二人は必ずめぐり逢う We Will Definitely be able to Meet Again.

この広い星の上
ぼくらがめぐり逢えたのは

偶然なんかじゃないよって
ぼくはいつも思うんだ

たとえ幾千 幾万の
世界があったとしてみても

ぼくらは必ずめぐり逢い
きっと笑顔で抱きしめ合う

ぼくがそこにいるのなら
君も必ずそこにいて

命の燃える日の限り
同じ時間を過ごすだろう

たとえ別れが来ようとも
何も恐れることはない

きっと必ず逢えるから
広い世界で何度でも

ぼくと君との物語
決して終わらぬ物語

きっとめぐり逢う二人のイラストを描きました。どんな世界でも、必ず出逢うことのできる二人の絵です。

■偶然と必然

わたしは特にマルチバース理論(多元宇宙論)とか、運命論を信じているわけではないのですが、数年前にふと思って書き留めていたのが、今回の詞の元になる考えでした。

人生には、偶然として片付けられない、というより偶然として片付けたくない出来事があると思うのです。現実的な話をしてしまえば、どんな運命的に思える出来事でも、統計を取ってみれば偶然の確率の範囲内に帰結するかもしれません。

たとえば ファスト&スロー(上) あなたの意思はどのように決まるか? という本によると、統計学者ウィリアム・フェレーの話が出てきます。彼によると、第二次世界大戦中のロンドンへの空爆は、地図に表すとはっきり偏りが生じるので、何らかのパターンがあると信じられていました。しかし厳密な統計分析をしてみると、完全なランダム分布だったのです。

フェレーは、「訓練されていない人の目には、ランダム性が規則性に見えたり、クラスター(群れ)を形成するように見えがちである」と指摘しています。(p171)

ほかにも有名な本を分析してみたら暗号が仕込まれていたとか、夢で見た内容が現実になったとかいうのは、一見パターン(必然的なもの)に見えて、実は統計的には偶然の範囲内であることが知られています。

もちろん、あまりにも低い確率のことが重なって起きるようなら必然を信じることも道理にかなっています。たとえば、宝くじに一回当たるのは偶然ですが、何十回と当たるとしたら裏に作為的な必然があるはずです。

すべてのことは偶然だと言うのも(不可知論)、すべてのことは必然だと言うのも(運命論)、どちらも極端であって、じっくりと一つ一つを見極めていかなければならないと思います。

■それでも必然だと思いたいこと

このように何かの出来事を、感傷的に必然だと言ってしまうのは、あまり良くないことです。それでも、あくまで感傷にひたって、ときには必然を信じたくなることだってあります。

もしたとえ別の時代に生まれていたとしても、また全く異なる世界に生まれていたとしても、二人は磁石のようにお互いを引きつけあい、きっと出逢うのだとしたら、それはとてもロマンティックです。
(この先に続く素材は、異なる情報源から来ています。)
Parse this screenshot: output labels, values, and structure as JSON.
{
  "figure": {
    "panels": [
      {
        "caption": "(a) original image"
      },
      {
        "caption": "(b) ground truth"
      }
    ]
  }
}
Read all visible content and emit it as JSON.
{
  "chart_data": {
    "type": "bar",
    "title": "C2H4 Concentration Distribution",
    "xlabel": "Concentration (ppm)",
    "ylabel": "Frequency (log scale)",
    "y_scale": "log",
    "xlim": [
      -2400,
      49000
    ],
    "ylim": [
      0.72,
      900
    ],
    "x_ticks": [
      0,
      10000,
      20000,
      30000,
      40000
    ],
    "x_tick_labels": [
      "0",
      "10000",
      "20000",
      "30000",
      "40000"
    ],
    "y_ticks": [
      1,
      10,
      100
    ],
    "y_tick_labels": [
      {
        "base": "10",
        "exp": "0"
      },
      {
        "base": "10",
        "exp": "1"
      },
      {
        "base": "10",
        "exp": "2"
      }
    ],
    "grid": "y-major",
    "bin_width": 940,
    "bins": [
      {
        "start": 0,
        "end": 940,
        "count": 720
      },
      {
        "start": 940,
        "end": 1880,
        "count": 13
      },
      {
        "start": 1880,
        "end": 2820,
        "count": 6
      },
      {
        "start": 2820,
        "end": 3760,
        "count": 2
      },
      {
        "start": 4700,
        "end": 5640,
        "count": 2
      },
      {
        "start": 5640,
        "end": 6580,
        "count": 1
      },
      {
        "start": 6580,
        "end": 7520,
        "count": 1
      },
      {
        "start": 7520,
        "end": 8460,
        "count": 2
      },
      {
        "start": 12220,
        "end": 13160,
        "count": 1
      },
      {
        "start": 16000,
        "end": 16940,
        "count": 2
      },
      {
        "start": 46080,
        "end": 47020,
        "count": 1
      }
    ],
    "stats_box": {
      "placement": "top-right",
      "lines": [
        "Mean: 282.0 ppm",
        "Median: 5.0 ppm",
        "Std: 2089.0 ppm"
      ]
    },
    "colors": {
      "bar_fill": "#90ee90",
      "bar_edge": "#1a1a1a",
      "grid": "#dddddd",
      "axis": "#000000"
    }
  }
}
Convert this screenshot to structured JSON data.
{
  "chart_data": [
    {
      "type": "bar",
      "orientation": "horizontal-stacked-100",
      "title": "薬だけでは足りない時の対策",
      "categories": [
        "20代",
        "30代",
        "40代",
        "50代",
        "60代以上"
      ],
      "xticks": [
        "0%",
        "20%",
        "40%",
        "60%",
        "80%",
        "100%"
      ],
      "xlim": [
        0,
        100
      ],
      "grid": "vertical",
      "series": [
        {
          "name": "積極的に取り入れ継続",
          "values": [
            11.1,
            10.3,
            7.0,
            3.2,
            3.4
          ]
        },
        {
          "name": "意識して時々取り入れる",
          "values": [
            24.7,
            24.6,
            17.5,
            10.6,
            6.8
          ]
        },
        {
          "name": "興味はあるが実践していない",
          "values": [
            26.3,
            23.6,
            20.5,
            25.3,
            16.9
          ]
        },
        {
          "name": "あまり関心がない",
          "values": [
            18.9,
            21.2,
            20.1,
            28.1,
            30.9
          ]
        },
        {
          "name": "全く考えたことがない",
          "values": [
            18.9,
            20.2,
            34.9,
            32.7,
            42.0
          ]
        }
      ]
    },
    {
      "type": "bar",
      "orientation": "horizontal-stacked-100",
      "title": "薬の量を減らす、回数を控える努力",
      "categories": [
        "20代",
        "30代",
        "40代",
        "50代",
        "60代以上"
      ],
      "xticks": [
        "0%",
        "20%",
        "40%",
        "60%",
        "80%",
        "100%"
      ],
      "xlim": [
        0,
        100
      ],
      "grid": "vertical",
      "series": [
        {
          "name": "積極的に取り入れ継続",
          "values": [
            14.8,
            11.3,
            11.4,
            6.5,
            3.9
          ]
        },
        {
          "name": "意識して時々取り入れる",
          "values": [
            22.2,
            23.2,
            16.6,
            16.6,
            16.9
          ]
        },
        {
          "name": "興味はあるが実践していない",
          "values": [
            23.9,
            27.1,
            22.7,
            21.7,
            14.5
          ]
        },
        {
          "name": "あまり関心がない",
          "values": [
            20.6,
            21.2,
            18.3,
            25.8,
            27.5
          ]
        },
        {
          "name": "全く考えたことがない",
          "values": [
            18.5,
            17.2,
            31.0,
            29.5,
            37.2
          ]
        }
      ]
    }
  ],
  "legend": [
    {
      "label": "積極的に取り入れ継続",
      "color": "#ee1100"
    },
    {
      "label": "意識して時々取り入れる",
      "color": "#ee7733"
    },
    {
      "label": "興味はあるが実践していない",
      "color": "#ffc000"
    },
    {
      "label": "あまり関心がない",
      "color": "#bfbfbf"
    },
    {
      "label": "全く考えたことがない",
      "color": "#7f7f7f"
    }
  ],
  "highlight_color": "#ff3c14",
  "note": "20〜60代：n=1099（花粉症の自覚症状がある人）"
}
中には戦乱の世に生まれて、苦しみのさなかに死ぬこともあるかもしれない、あるいは今この世界より幸せな時代に生まれて、満ち足りて過ごすこともあるかもしれない。でも、どこにいようと、二人は必ず出逢うことになっているのです。

運命的な出逢い、という言葉はおとぎ話の世界だけのものであることは知っている、でもそんなおとぎ話の世界に足を踏み入れて夢を見ていたい…そんなふうに思います。

現実的な見方で考える、というのは大切ですが、人間には夢を見る能力だってあるのです。反実仮想が現実をより豊かにするのだとしたら、何から何まで現実主義である必要はないのではないかと思います。

二人の出逢いは必然だった、という夢を信じて、現実をより豊かにできるのだとしたら、わたしはそれを信じてみたいと思います。